Le 12 janvier 2015 a été un coup dur pour la démocratie en Haïti avec le dysfonctionnement du parlement sous la gouverne de Monsieur Joseph Michel MARTELLY avec la complicité de certains membres du pouvoir législatif et de la classe politique. Ce qui constitue une autre violation fragrante de la constitution en ses articles 59, 59.1, 60 et suivants…
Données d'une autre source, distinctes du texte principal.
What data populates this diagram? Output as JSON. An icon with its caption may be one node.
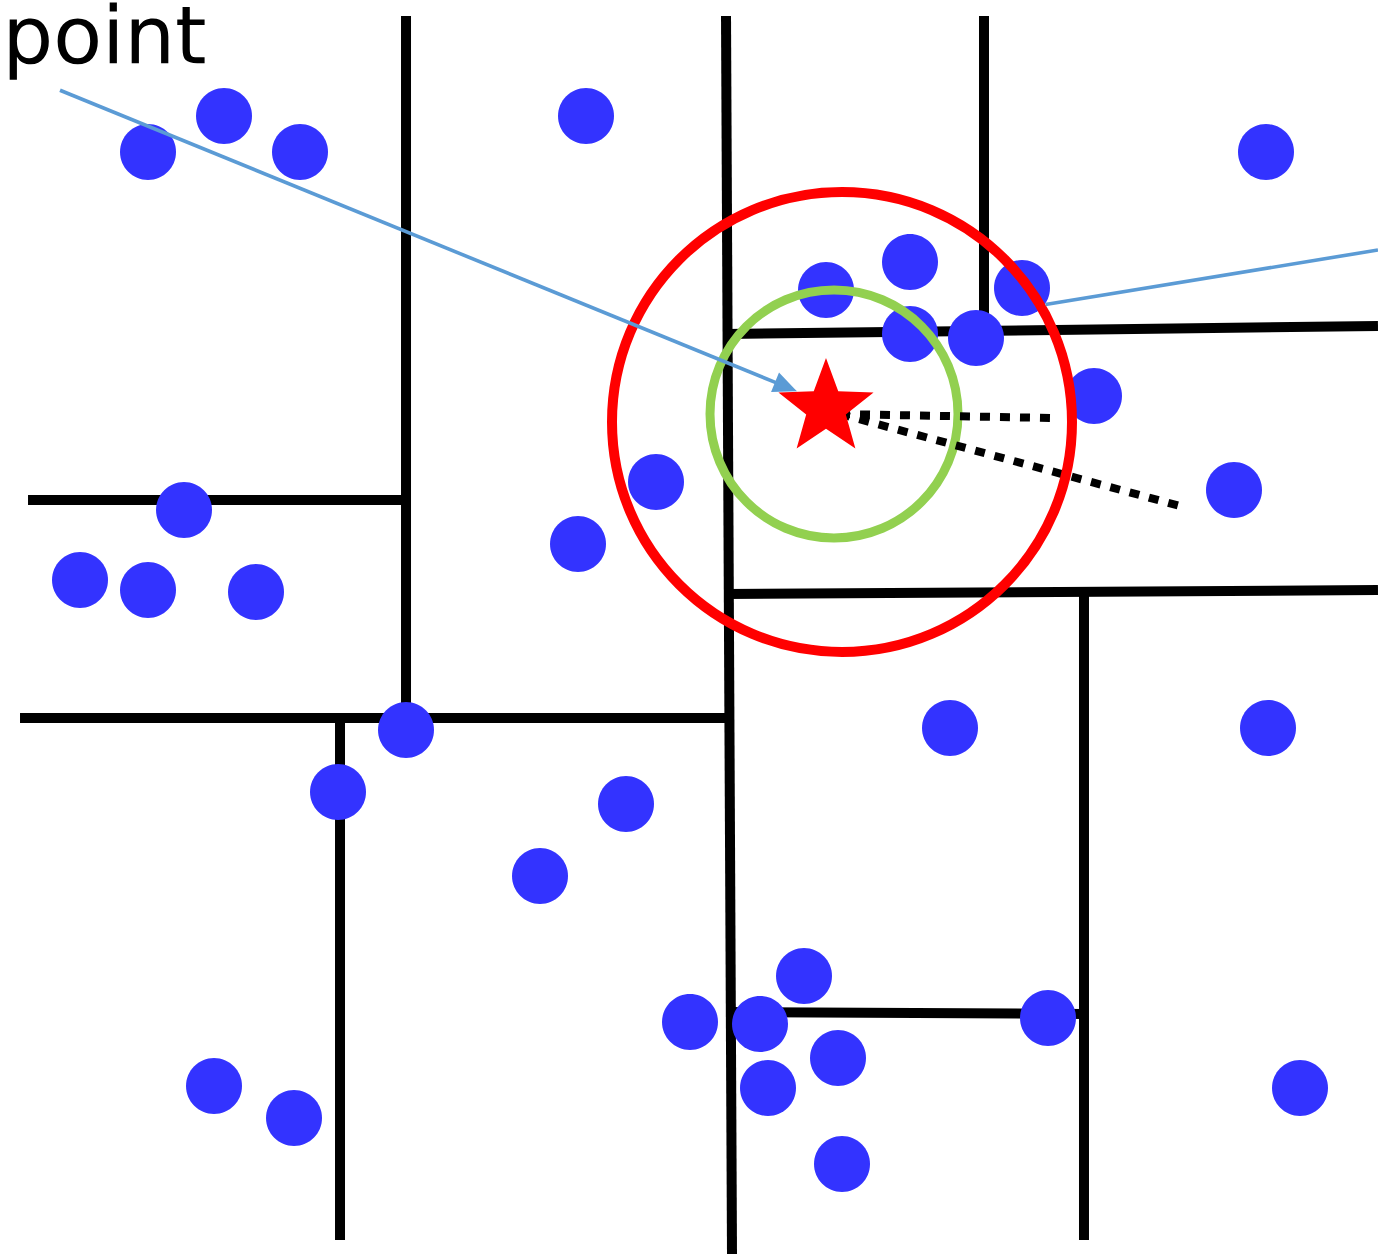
{
  "diagram": {
    "nodes": [
      {
        "text": [
          "point"
        ]
      },
      {
        "text": [],
        "shape": "star",
        "in": 2
      },
      {
        "text": [],
        "shape": "circle"
      }
    ],
    "edges": [
      {
        "from": 0,
        "to": 1,
        "arrow": "to"
      },
      {
        "from": null,
        "to": 2,
        "arrow": "none"
      }
    ]
  }
}
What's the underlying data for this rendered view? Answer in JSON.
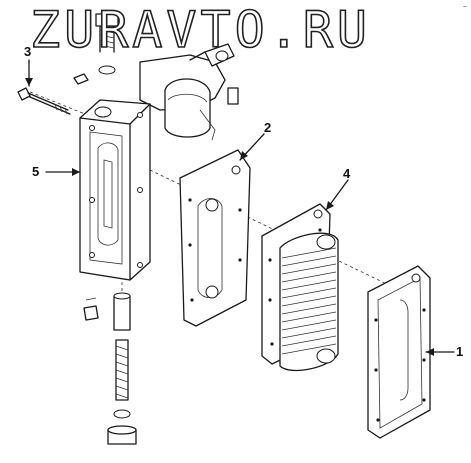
{
  "watermark": "ZURAVTO.RU",
  "corner_mark": "~",
  "callouts": [
    {
      "id": "1",
      "label": "1"
    },
    {
      "id": "2",
      "label": "2"
    },
    {
      "id": "3",
      "label": "3"
    },
    {
      "id": "4",
      "label": "4"
    },
    {
      "id": "5",
      "label": "5"
    }
  ]
}
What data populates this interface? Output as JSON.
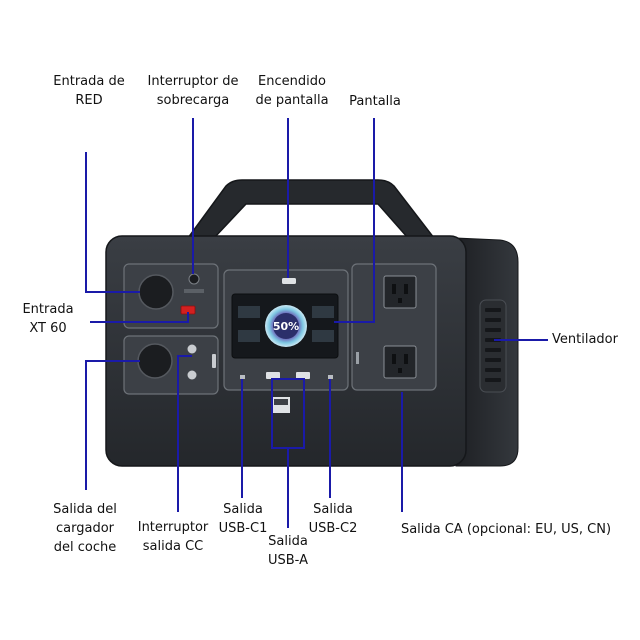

En acceptant d’intégrer un gouvernement illégitime dirigé par Monsieur Evans PAUL, comme Premier Ministre, certains partis politiques avaient renié la lutte pour la sauvegarde des acquis constitutionnels et démocratiques.

Le Conseil Electoral

Le Conseil Electoral Provisoire de consensus mis en place en janvier 2015 avec les représentants de neuf secteurs de la vie nationale a été une lueur d’espoir pour les démocrates du pays. Mais hélas ! La réalisation des élections frauduleuses d’Aout et d’Octobre 2015 a fait perdre à Haïti cet espoir de reprendre la voie constitutionnelle avec l’entrée en fonction d’une 50ème législature légitime et l’investiture d’un nouveau chef d’Etat le 7 février 2016, comme le veut la charte fondamentale du pays.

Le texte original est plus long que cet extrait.